Back in 1969, Peter Barrette, Bud Barrette’s son, was a teen-ager who joined his father and grandfather on job sites. He helped pick up and deliver lumber and other materials, and he made evening stops to put new gas canisters on the heaters that kept the sites warm through the night so work could begin first thing in the morning.

In high school, he studied drafting and worked part-time for Peter Schwabe Inc.

“It was interesting,” he said. “One day you’d be doing one form of work, and the following day you’d be doing something completely different.”

Between the part-time job and the drafting classes, Peter Barrette laid the foundation for his career. As he watched buildings go up that were built by his father, uncle and grandfather, he found himself drawn to the industry.

He enjoyed the work and ultimately joined Peter Schwabe Inc. And this year, Peter Barrette is following in his father’s footsteps.

He was named the project manager for the Moorland Road rebuild and is managing the site that his father managed 37 years ago.

Image
Peter Schwabe Inc. team members (from left) Peter Barrette, project manager; Jeff Neumann, vice president of construction; Bud Barrette, original site superintendent who retired in 1994; and Dan Schwabe, president of Peter Schwabe Inc., enjoy a 37-year relationship with McDonald’s.

Photo by Janine Anderson

“For this, it did hit home,” Peter Barrette said. “We’d always say we built that one and talked about it in that respect. There’s always been a sense that it’s a family type of affair in what we’ve done.”

The partnership between Peter Schwabe Inc. and McDonald’s goes deeper than family connections and years of steady work; it’s a relationship that shaped the contractor’s philosophy over the last 37 years.

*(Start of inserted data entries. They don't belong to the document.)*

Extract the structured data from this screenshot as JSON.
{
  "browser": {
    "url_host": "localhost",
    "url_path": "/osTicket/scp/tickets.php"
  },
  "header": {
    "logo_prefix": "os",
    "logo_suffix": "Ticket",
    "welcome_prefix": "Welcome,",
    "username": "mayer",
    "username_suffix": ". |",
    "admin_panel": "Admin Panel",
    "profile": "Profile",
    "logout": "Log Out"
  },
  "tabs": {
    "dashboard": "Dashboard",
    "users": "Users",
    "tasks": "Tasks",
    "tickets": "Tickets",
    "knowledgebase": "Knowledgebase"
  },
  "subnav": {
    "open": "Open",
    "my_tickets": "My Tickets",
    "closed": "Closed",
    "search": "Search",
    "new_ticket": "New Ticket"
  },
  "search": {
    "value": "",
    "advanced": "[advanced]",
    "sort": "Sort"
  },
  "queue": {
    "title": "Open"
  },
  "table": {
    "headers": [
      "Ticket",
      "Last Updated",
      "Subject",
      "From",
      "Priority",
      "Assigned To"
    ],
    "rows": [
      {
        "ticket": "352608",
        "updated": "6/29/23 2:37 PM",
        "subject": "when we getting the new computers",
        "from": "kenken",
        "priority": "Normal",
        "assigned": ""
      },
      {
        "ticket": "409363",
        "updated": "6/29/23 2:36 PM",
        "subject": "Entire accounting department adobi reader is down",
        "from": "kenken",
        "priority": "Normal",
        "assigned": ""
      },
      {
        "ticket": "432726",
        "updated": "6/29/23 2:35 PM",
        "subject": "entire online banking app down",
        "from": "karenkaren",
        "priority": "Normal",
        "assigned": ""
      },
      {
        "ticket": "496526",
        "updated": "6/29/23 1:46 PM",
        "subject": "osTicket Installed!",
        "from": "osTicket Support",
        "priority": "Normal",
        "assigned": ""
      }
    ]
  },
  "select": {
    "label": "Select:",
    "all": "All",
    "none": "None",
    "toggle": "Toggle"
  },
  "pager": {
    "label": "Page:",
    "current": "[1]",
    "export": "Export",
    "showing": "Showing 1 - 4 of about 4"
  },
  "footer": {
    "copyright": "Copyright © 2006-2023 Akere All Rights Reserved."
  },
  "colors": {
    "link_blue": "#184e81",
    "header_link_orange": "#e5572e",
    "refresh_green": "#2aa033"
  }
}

“I was amazed 20 years ago by the credibility our company got because we retained a relationship with a company like McDonald’s,” Dan Schwabe said. “It spread into many areas for us.

“If you’re honest and build trust with your client, there’s no end to what you can do. If you play games, you’re going to get into trouble. By your reputation and past reputation and setting an example, they can learn about you.”

By no means is McDonald’s the only client of Peter Schwabe Inc. The contractor’s commitment to fostering long-term relationships led to partnerships with clients such as Phillips Plastics, Norris Adolescent Center and the Redemptorist religious order, all of which worked with Peter Schwabe Inc. on many projects over many years.

But behind it all is McDonald’s and a relationship that started on Moorland Road.

“It’s been our future and still is our future,” Dan Schwabe said. “McDonald’s is a big mainstay for us. When you work long enough for them, you have ketchup in your blood.”